May 03, 2010

Ogoni: MOSOP Mobilises for Implementation of NDTC Report


Active ImageCivil Society Organizations pressure Government to commit to International Best Practices

 
 
Below is an article published by Vanguard News Online :

MOVEMENT for the Survival of Ogoni People, MOSOP, has set up an action committee to sensitise Niger Delta communities towards ensuring that the report of the Niger-Delta Technical Committee, NDTC, headed by Mr. Ledum Mitee, was implemented by the Federal Government.
The committee was set up at the end of a one-day ethnic nationalities’ awareness conference, organised by MOSOP on the NDTC report in Warri, Delta State.
The group said modalities for a day of action on the report, scheduled to be held in Abuja, was already being worked out.
The released a statement  signed by 27 persons, including MOSOP President, Mr.

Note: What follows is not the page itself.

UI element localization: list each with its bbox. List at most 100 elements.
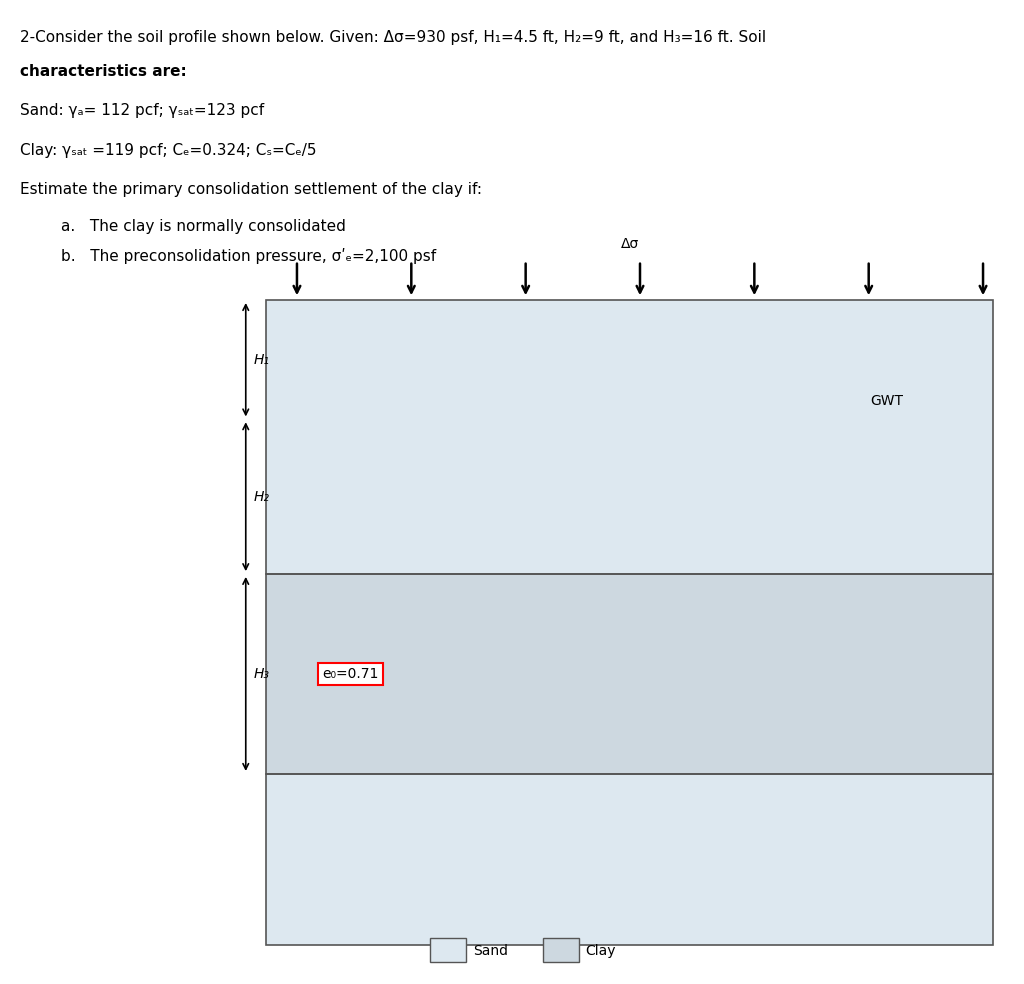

Ledum Mitee; the Chairman, Ijaw National Congress, INC, Western Zone, Chief Mamamu; Dr. Sofiri Peterside of Centre for Advance Social Studies, Port Harcourt, and Chief Veronica Bamuza-Mutu, the INC National Legal Adviser, the participants regretted the non-implementation of the salient recommendations of the NDTC report by the government.
It called on each community-based organisations and ethnic groups to sensitise the grassroots on the significant aspects of the report and the need for the people to pressure their respective governments towards the implementation of the report, recognised as the most credible basis for the resolution of Niger-Delta issues.
It called on the Federal Government to reorganise the current amnesty programme for effective disarmament, demobilisation, reintegration and rehabilitation to agree with international best practices.
Speaking on the occasion, MOSOP leader, Mr. Ledum Mitee, warned oil producing communities to beware of the antics of those he described as spin-doctors who were misinforming the people that the so-called 10 per cent equity participation in multi-national oil producing companies was the best thing to ever happen.
10 per cent FG’s equity
He described the Federal Government’s 10 per cent equity participation suggestion as a fraud, as the oil companies could end up not declaring profit, just as the oil producing communities would be indebted due to the loans they got to buy the equity shares in the companies.
Mitee said the best option for the oil communities was to demand that the oil companies pay two dollars per barrel of any crude oil produced from their community as well as support the Technical Committee’s recommendation for the setting up of a Community Trust Fund to be managed by the leaders of the communities.
According to him, the current focus on militant leaders by both the Federal and state governments may encourage others to aspire to become militant leaders by having their own camps.
Mitee stressed that the problems of the Niger Delta was beyond lodging militant leaders in expensive hotels and paying them millions of naira.
He warned that unless oil production impact on the lives of the people, there would be no peace in the Niger Delta, adding that it was too early to celebrate the increasing volume of oil production in the country following the Federal Government’s amnesty initiatives.